Victor Carr Jr.
, December 2004
"With this new release the Naxos catalog now includes all extant versions of Bruckner's much massaged Symphony No. 3. Georg Tintner's imposing account of the 1873 original made a powerful and seemingly irrefutable case for Bruckner's first thoughts. But Johannes Wildner is equally persuasive in his compelling rendition of the second version from 1877. Here Bruckner tamed the sometimes discursive quality of his original inspiration, giving it a tighter and more or less conventional structure--at least as defined by Brucknerian standards. Though this came at a sacrifice of some of the music's more radical passages, the symphony remains a powerful and affecting work.
Wildner's conviction is immediately apparent in the first movement: Listen as he builds the opening's two great climaxes with arresting force, then infuses the following lyrical second subject with an ingratiating warmth. Fine as the first movement is, it's actually the Adagio and Finale that benefit most from Wildner's probing conducting, as both movements sound with a rare formal coherence married to dramatic impact. As a bonus, the first disc of this double set also includes the composer's intermediate version (1876) of the Adagio.
Bruckner's 1889 revision of the symphony is controversial for its sometimes ungainly melding of his early and late styles, as well as for the cuts--reportedly influenced by Franz Schalk--that gouge out large portions of the finale. However, Wildner miraculously smooths out the symphony's rough edges by adopting swift tempos (the first movement now has lost nearly four minutes), streamlined phrasing, and light textures; he also imparts an early-romantic, almost Mendelssohnian feel that makes this last version sound paradoxically like the earliest, contemporaneous with the Second Symphony.
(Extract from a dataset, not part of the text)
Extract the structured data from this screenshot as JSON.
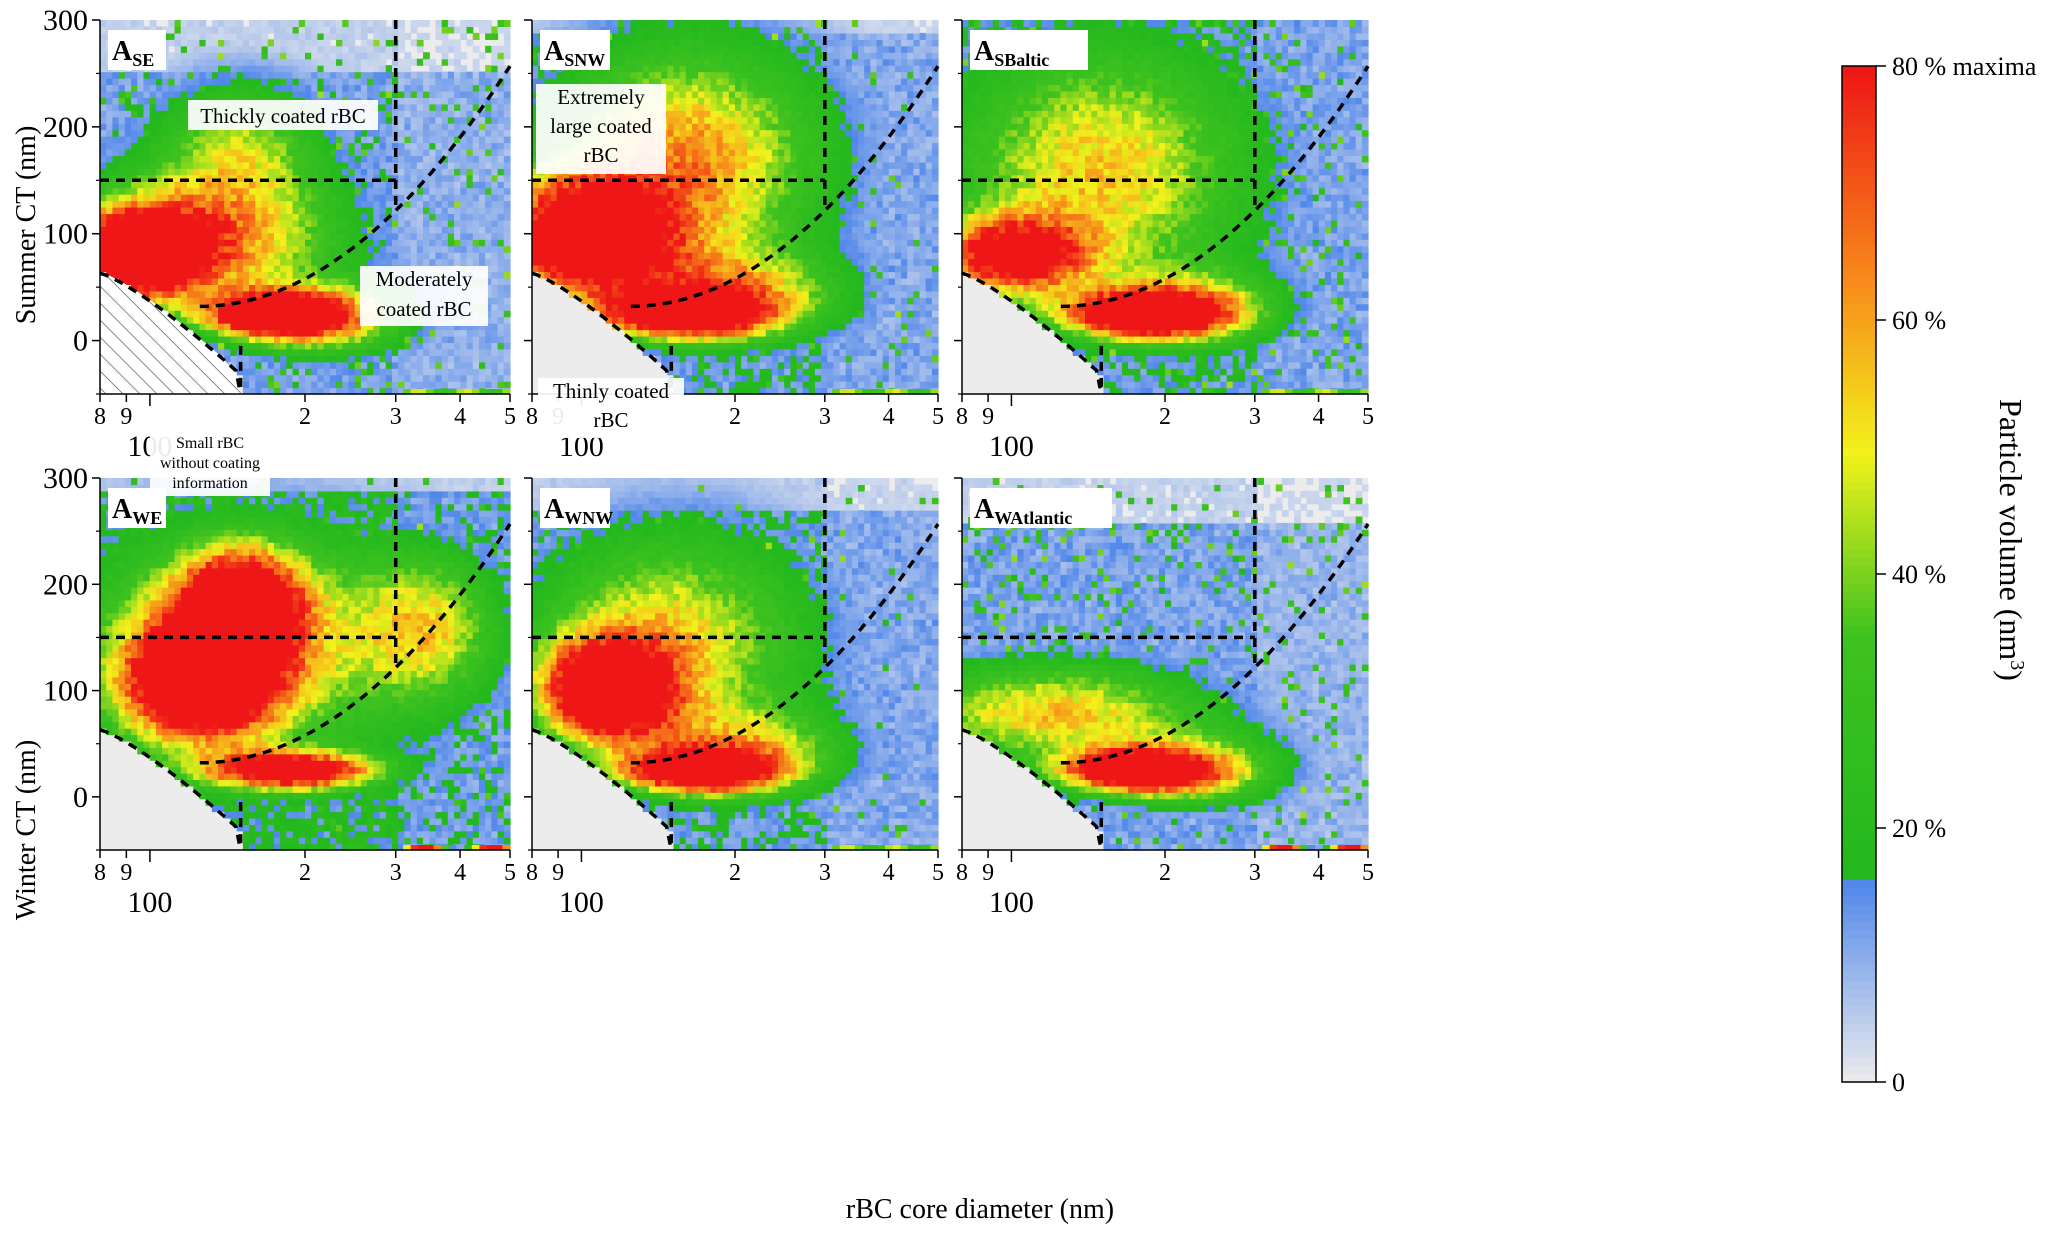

The Westphalia New Philharmonic members perform with the same enthusiasm and expertise they displayed in their recording of the Ninth Symphony (type Q7058 in Search Reviews). And though the strings still don't match the richness of their world-class competition, the brass project more boldly and surely than before, and the orchestra as a whole cultivates an authentic yet distinctive Bruckner sound. Naxos' recording offers impressive clarity and dynamic range, though the dry hall acoustic doesn't provide much warmth. No matter--the heat generated by Wildner and his players more than compensates."